A survey of computational approaches to three-dimensional layout problems

Abstract

The component layout or packaging problem requires efficient search of large, discontinuous spaces. This survey paper reviews the state-of-the-art in product layout algorithms. The focus on optimization and geometric interference calculation strategies addresses the common aspects of the layout problem for all applications.

Introduction

Component layout plays an important role in the design and usability of many engineering products. The layout problem is also classified under the headings of packing, packaging, configuration, container stuffing, pallet loading or spatial arrangement in the literature. The problem involves the placement of components in an available space such that a set of objectives can be optimized while satisfying optional spatial or performance constraints.

Whereas the technologies for circuit board and IC chip layout have advanced significantly during the past two decades and many commercial CAD tools have been available, the same is not to be said for 3-D mechanical layout methods and tools. While the number of components to be placed in a mechanical system is modest compared to that of a VLSI system, the increased combinatorial complexity over the two-dimensional layout problem and the geometric complexity of 3-D non-uniform components and container spaces make the mechanical layout synthesis a challenging task. Current tools available in practice to designers to aid in the general mechanical layout process mostly remain at the stages of physical or electronic models with the assistance of manual adjustment and visual feedback. The needs arising in the product layout and rapid prototyping for compact and complex products, quick turnaround time and efficient use of resources justify the development of effective layout synthesis methods for 3-D components of complex geometry.

The difficulty in automating the mechanical and electro-mechanical layout process stems from: (1) the modeling of the design objectives and constraints; (2) the efficient calculation of the objectives and constraints; (3) the identification of appropriate optimization search strategies.

A number of design goals can be modeled as layout objectives. Simulations may be necessary to test the thermal, stress or vibration properties of the package. In addition, a set of constraints often has to be satisfied to ensure the applicability of the layouts. Efficient calculations of objectives and constraints are necessary to solve the layout problem in reasonable time since the analyses of objectives and constraints can be computationally expensive and a large number of evaluations may be required to achieve convergence. The search space of the layout problem is non-linear and multi-modal, making it vital to identify a suitable algorithm to navigate the space and find good quality solutions.

Fig. 1 illustrates the major constituent parts for solving a generic layout problem. Geometric representations of components and the container space are necessary for the check of interference and clearance. Since the interference calculation between components of complex geometry is computationally expensive, different levels of detail may be desirable for coarse and refined evaluations at different stages of the problem solving process. The locations and orientations of components are the design variables to be determined. Rigid body transformation is utilized to record the position and orientation of each component in the global coordinate frame. The layout and packaging goals are usually formulated as objective functions. The objectives may reflect the cost, quality, performance and service requirements. Various constraints may be necessary to specify spatial relationships between components. A common constraint is no component overlap and no container protrusion. Other constraints may include the proximity or alignment between components. Topological connections are necessary if tube routing, for example, is involved in addition to the component placement. The specifications of components, objectives, constraints, and topological connections define a layout problem and an optimization search algorithm takes the problem formulation and identifies promising solutions by evaluating design alternatives and evolving design states. Analyses of objectives and constraints vary from problem to problem. However, the optimization search technique and geometric representation and the resulting interference evaluation are problem independent and are, thus, the focus for a generic layout tool.
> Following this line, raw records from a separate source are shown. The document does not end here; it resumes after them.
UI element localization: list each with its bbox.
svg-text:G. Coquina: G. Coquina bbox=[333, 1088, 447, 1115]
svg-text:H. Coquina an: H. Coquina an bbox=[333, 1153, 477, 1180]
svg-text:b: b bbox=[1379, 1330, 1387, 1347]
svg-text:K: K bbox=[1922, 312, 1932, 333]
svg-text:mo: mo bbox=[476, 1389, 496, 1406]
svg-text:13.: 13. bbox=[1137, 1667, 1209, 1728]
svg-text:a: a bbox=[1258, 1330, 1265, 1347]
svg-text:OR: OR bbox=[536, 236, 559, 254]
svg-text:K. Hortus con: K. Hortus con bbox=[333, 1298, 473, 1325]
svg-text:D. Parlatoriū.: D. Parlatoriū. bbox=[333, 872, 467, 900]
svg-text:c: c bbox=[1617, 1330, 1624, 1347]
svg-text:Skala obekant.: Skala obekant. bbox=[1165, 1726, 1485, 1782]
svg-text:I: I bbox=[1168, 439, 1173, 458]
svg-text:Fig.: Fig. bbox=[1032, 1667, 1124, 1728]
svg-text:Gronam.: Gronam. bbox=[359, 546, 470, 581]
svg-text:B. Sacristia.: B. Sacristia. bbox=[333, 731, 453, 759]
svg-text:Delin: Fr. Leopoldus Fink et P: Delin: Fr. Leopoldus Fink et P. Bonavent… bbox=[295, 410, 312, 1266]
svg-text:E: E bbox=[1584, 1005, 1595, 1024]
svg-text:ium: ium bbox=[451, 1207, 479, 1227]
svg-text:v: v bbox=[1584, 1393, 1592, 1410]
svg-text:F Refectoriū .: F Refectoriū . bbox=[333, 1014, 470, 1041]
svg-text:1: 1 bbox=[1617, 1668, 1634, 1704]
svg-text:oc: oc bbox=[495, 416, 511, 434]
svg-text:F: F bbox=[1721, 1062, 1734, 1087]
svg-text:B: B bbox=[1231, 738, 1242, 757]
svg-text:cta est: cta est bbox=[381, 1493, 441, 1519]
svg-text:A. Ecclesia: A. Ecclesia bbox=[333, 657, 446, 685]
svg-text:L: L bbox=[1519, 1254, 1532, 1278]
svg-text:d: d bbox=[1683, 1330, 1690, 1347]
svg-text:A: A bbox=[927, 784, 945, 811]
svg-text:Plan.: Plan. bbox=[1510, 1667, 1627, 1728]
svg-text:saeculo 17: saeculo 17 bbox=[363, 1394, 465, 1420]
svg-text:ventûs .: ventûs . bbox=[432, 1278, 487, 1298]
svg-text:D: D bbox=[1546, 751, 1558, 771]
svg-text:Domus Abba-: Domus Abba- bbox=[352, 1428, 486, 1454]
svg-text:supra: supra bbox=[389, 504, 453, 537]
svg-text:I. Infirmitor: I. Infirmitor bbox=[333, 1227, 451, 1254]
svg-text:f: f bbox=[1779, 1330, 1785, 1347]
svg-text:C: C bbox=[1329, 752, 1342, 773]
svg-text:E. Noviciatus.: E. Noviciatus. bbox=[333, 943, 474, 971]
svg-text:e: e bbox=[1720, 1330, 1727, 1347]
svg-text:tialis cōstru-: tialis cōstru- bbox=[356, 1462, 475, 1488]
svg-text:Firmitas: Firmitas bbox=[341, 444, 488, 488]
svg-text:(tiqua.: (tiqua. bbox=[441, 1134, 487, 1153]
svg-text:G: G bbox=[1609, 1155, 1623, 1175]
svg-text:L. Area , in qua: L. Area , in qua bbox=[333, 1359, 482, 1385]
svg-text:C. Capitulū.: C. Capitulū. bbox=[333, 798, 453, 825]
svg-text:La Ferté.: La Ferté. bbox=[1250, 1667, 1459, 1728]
This paper examines the characteristics of the layout space and provides a survey of the current state-of-the-art in technologies for the 3-D layout problem. The paper is organized as follows: Section 2 shows a fractal analysis of the layout space and a continuum of optimization search algorithms as a basis for further discussions on various search techniques and their effectiveness. Section 3 reviews the optimization algorithms and geometric representations utilized in the layout problem, the advantages and limitations of different methods, and suitable areas of applications. Section 4 discusses the key issues and strategies in building an effective and efficient layout synthesis tool.